It now follows directly from the definitions that
$$\tilde H'_n\left(\bigvee^kS^n\right)\stackrel{def}{=}\pi_n\left(\bigvee^kS^n\right)\xrightarrow{\cong}\pi_n\left(\prod^kS^n\right)\cong \bigoplus^k\pi_n(S^n)\stackrel{def}{=}\bigoplus^k\tilde H'_n(S^n)$$
is a free abelian group of rank $k$. The second isomorphism follows from the general fact that $\pi_r(X\times Y)\cong\pi_k(X)\oplus\pi_k(Y)$. Since the product is finitely indexed it becomes a direct sum rather than product in the category of abelian groups. Moreover this isomorphism is given by sending a homotopy class $\alpha:S^n\rightarrow \prod^kS^n$ to the collection $(pr_a\circ\alpha)_{a\leq k}$, where $pr_a$ is the projection onto the $a^{th}$ factor. The point of this is that it tells us that $\pi_n\left(\prod^kS^n\right)$ is generated by the inclusions $i_a:S^n\hookrightarrow\bigvee^kS^n\hookrightarrow \prod_kS^n$, and so $\tilde H'_n\left(\bigvee^kS^n\right)=\pi_n\left(\bigvee^kS^n\right)$ must be generated by the inclusions $i_a:S^n\hookrightarrow\bigvee^kS^n$. Here $i_a:S^n\hookrightarrow \bigvee^kS^n$ is the inclusion of the $a^{th}$ wedge summand.
Now observe there is a canonical homeomorphism
$$\Sigma\left(\bigvee^kS^n\right)\cong \bigvee^k\Sigma S^n\cong \bigvee^kS^{n+1},$$
which is such that $\Sigma i_a$ identifies exactly with the inclusion $i'_a:S^{n+1}\hookrightarrow \bigvee^kS^{n+1}$ of the $a^{th}$ wedge summand.
Now still assuming $n\geq 2$ we return to the previous isomorphism and replace $n$ with $n+1$. This gives that $\tilde H'_{n+1}\left(\bigvee^kS^{n+1}\right)$ is free abelian of rank $k$ and is generated by the inclusions
$$i'_a=\Sigma i_a$$
which are in the image of the suspension homeomorphism. Since the domain of the suspension $\tilde H'_n\left(\bigvee^kS^n\right)$ is free abelian of rank $k$, and it takes generators to generators, the suspension is an isomorphism. Hence we answer your second question.
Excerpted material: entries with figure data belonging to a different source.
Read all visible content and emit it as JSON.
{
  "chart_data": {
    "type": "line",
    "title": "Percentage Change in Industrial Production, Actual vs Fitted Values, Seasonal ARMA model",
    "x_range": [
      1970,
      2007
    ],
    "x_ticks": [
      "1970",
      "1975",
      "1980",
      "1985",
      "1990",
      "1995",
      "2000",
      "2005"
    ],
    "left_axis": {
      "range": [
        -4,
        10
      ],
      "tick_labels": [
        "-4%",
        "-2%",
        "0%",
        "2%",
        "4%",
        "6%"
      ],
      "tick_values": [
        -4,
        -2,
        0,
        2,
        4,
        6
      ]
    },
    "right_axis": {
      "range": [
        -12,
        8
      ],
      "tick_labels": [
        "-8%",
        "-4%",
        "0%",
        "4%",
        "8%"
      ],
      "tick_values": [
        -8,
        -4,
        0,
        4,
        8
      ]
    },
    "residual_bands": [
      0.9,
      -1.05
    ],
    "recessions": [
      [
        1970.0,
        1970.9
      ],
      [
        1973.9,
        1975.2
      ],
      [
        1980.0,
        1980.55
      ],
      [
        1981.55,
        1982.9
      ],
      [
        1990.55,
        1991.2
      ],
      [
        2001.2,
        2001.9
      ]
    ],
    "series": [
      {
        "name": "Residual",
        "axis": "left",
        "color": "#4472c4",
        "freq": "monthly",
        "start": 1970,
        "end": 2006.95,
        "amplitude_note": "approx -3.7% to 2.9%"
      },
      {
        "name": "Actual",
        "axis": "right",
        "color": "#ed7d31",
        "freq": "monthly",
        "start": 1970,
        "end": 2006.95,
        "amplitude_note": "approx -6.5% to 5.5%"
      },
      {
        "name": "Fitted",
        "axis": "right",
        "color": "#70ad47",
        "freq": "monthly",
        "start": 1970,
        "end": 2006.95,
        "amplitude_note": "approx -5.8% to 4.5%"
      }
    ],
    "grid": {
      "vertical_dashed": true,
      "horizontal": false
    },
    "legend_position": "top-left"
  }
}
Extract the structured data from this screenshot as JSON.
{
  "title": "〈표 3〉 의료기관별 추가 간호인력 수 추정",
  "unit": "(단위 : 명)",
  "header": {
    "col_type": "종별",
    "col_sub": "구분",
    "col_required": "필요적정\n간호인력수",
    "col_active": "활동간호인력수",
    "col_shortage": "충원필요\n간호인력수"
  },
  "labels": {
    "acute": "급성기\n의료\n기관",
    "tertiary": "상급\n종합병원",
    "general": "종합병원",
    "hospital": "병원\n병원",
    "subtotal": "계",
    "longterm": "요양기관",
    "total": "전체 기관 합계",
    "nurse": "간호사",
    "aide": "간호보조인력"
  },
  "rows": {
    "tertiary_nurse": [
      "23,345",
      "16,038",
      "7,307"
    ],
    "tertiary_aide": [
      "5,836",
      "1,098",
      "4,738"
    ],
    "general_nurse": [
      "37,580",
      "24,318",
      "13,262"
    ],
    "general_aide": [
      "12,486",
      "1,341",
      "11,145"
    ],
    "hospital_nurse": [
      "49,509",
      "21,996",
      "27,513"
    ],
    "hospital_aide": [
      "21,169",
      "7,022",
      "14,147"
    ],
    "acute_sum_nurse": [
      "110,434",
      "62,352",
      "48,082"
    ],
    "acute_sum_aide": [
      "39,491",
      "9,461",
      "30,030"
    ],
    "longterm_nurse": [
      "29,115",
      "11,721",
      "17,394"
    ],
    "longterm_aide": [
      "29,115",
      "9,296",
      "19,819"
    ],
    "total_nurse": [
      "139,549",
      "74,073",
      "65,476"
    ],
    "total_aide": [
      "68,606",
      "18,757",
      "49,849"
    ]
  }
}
It remains now to wrap up the case of $n=1$. One first uses the generalised Van Kampen theorem to show that the fundamental group of $\bigvee^kS^1$ is the $k$-fold free product $\pi_1(\bigvee^kS^1)\cong\ast^k\mathbb{Z}$, and is again generated by the inclusions $i_a:S^1\hookrightarrow \bigvee^kS^1$. The abelianisation of this group is the free abelian group $\bigoplus^k\mathbb{Z}$ of rank $k$, and this group is generated by the images of the generators $i_a$ in the quotient $\pi_1(\bigvee^kS^1)_{ab}$.
The point of this is that the suspension
$$\Sigma: \pi_1\left(\bigvee^kS^1\right)\rightarrow\pi_2\left(\bigvee S^2\right)\cong\bigoplus^k\mathbb{Z}$$
in this case is not an isomorphism, but rather an abelianisation. Given the definition $\tilde H'_1(\bigvee^kS^1)=\pi_1(\bigvee^kS^1)_{ab}$ we see that even in this case
$$\Sigma: \tilde H'_1\left(\bigvee^kS^1\right)\xrightarrow{\cong}\tilde H'_2\left(\bigvee S^2\right)\cong\bigoplus^k\mathbb{Z}$$
is an isomorphism.